Il y a déjà de nombreuses années, j’avais remarqué que le développé du sigle DRH avait été discrètement modifié, l'intitulé Direction des Relations humaines ayant cédé la place à celui de Direction des Ressources humaines. Mais je n’avais pas perçu toute la portée de ce changement de dénomination.
Le terme de relation est parfaitement clair : il désigne ce qui relie, parfois lie, voire même unit, des êtres. Le mot ressource est tout aussi explicite. Ainsi une entreprise, industrielle par exemple, dispose de multiples ressources : des matières premières, des fluides (air, gaz, vapeur, carburants), quantité d’éléments qu’elle peut acquérir, stocker ou consommer. On y trouve aussi des outils, des engins, des véhicules, des équipements, des installations qui parfois fonctionnent en régime continu, sans connaître d’autres arrêts que ceux nécessités par leur maintenance ou leur réparation, toutes caractéristiques qui les différencient radicalement des humains.

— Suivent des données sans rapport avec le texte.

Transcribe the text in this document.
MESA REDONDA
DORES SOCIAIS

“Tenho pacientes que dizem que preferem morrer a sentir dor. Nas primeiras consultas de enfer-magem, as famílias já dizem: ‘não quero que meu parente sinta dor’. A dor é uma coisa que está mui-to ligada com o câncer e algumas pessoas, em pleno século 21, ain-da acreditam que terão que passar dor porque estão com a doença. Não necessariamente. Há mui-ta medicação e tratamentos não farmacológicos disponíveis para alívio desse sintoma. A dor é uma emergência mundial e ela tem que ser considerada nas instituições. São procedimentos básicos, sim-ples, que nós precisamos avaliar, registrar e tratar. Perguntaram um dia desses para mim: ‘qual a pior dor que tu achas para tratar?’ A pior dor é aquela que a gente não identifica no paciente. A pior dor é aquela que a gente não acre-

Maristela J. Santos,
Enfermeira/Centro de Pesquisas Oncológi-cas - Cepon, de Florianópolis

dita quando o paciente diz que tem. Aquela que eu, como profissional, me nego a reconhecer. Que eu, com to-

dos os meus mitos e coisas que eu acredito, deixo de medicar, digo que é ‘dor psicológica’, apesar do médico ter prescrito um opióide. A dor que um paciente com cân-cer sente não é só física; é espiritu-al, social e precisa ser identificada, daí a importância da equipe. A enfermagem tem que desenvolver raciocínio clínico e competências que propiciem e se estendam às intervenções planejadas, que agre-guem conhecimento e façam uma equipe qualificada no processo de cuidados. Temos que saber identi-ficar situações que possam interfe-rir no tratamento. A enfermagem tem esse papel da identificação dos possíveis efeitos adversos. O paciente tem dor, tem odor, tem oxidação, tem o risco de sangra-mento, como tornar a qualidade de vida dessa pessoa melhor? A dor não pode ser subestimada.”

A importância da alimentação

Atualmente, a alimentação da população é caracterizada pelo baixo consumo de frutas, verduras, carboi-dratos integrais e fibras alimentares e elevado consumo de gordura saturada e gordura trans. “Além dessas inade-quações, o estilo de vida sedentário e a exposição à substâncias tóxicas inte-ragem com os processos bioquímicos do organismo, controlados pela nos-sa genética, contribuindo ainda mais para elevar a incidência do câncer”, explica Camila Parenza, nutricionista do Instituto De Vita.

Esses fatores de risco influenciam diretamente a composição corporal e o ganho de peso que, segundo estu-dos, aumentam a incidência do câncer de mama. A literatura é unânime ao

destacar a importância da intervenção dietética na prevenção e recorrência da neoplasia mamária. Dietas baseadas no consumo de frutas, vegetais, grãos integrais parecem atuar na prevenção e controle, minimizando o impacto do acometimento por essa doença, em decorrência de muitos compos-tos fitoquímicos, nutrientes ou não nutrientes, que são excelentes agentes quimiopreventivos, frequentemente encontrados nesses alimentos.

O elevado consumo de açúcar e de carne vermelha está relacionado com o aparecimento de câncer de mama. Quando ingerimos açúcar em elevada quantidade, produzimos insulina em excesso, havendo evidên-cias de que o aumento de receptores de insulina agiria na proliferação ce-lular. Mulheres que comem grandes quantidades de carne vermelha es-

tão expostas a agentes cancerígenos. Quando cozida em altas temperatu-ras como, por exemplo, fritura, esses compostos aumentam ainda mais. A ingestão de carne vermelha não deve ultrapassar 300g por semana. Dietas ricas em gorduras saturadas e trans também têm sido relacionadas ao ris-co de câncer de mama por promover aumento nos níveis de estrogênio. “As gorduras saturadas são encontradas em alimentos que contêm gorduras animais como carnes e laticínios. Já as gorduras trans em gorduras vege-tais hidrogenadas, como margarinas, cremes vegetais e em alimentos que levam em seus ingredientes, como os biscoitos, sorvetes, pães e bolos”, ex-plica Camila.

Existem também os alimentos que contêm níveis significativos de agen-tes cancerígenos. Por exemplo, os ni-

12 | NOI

Il fut un temps où les hommes qui mettent en œuvre tous ces composants étaient considérés pour ce qu’ils sont : l’âme et la mémoire de l’entreprise, les détenteurs des expériences rencontrées, les dépositaires d’années de formation, en un mot la richesse de l’entreprise. Ils sont désormais traités à l’égal des autres ressources : on les prend, les utilise, les consomme puis les jette.
On a cessé d’œuvrer en vue de la pérennité d’une entreprise pour ne plus chercher que le profit maximum, les yeux fixés sur ce critère absolu, le rapport dépenses sur revenu. Comme pour toute fraction, il existe deux voies pour abaisser ce ratio. La première, c’est d’augmenter son dénominateur, le chiffre d’affaires. Mais c’est là une tâche trop ardue pour nombre de nos stratèges. Ils préfèrent alors emprunter la seconde voie, plus simple : diminuer le numérateur, les dépenses, en s’attaquant à la charge considérable que constituent les salaires et les charges. Ils oublient totalement que, ce faisant, ils réduisent les ressources de l’Etat, limitent la consommation des ménages, en un mot mettent en péril la richesse nationale.
Pour dissimuler leurs méfaits, ces gribouilles ont inventé le concept contre nature de ressources humaines. On peut rapprocher cet oxymore d’un autre tout aussi étrange, celui de silence assourdissant. On qualifie ainsi le silence qui règne face à une situation donnée pour signifier qu’il est si profond qu’il surprend comme un bruit formidable mais c’est bien sûr un abus de langage. Nul ne l’entend et seul demeure un grand silence. Il en est de même pour le terme ressources humaines. D’habiles manipulateurs tentent de nous faire croire que leur gestion du personnel est humaine mais il n’en est rien. Ils jouent avec cette ressource qu’ils emploient ou jettent, sans jamais la stocker, et avec très peu de considération pour son humanité.